After leaving university, she became a public lecturer. In 1923, the financial support of Lord Grey of Falloden enabled her to come to England. Travelling to France, she met and was accepted by Prince Henri’s mother, also Princess Françoise, and she provided her with the necessary funds to travel to Udaipur in India, where Prince Henri had died, so as to discover more of his life there. In India, she was the guest of the Maharaja of Udaipur and made detailed photographic and written accounts of her experiences.
In 1925 she returned to England, leaving for Rome in 1926 and then on to Austria where she lived in a convent. She returned to England in 1927 and divided her time between London and Oxford, writing about her experiences and collecting books, including many on her Catholic faith. During the 1930s she appears to have suffered some form of mental crisis. This situation was exacerbated when she suffered a head injury during the bombing of London in the Second World War.
In 1948 she was found to be unable to look after herself, and was committed to Napsbury psychiatric hospital for the remainder of her life as a result.
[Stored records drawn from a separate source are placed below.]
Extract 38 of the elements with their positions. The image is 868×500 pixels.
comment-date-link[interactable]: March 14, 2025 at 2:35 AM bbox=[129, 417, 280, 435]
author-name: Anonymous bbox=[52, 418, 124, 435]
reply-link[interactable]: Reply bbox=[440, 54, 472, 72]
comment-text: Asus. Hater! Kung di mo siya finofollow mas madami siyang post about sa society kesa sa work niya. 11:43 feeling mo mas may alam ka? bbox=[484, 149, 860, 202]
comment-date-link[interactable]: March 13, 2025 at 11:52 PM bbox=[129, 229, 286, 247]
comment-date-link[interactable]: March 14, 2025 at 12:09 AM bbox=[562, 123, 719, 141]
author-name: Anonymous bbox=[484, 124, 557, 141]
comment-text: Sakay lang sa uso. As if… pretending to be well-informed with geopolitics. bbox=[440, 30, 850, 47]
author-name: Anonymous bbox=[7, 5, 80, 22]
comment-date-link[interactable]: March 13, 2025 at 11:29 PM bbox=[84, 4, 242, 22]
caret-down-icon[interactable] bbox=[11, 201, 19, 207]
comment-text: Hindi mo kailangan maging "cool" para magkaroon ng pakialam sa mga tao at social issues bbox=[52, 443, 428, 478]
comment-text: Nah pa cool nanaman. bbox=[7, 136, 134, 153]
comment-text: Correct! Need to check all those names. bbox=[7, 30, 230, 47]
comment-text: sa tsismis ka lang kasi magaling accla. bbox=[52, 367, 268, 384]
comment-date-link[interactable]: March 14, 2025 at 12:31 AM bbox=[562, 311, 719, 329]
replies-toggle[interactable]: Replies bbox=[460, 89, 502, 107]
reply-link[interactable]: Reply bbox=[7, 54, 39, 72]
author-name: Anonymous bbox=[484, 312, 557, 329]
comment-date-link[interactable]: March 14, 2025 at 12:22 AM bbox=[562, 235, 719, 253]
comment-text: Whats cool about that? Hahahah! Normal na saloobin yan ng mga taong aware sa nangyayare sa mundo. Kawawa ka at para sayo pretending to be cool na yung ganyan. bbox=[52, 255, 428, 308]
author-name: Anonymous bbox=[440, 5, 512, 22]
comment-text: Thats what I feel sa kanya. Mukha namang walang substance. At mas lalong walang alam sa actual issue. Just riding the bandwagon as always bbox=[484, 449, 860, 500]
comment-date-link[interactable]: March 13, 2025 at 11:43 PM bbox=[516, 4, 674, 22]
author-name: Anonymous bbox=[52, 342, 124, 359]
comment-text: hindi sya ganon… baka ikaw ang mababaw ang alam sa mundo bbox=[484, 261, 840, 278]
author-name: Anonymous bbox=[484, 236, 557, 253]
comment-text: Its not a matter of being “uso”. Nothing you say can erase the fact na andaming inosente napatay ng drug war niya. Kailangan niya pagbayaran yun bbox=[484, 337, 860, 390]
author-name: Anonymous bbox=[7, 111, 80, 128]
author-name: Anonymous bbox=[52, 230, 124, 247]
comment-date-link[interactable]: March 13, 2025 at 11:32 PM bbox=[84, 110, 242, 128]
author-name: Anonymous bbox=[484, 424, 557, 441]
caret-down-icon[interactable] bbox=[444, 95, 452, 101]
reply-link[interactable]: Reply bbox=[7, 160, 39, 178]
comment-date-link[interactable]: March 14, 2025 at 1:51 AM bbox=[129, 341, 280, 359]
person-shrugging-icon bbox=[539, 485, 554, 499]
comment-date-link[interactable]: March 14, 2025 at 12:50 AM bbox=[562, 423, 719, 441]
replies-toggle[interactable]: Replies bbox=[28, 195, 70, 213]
It was here that she received the accolade of the Order of the Crown of Thorns. Several letters from her survive in our archives and they are tragic in tone, with Princess Françoise making it clear that she was being held in Napsbury against her will, and denied access to her books and archives.
BBC Radio 4 broadcast a programme about her in 2010 and in the same year a film was made of her life. Several biographies of her have been published.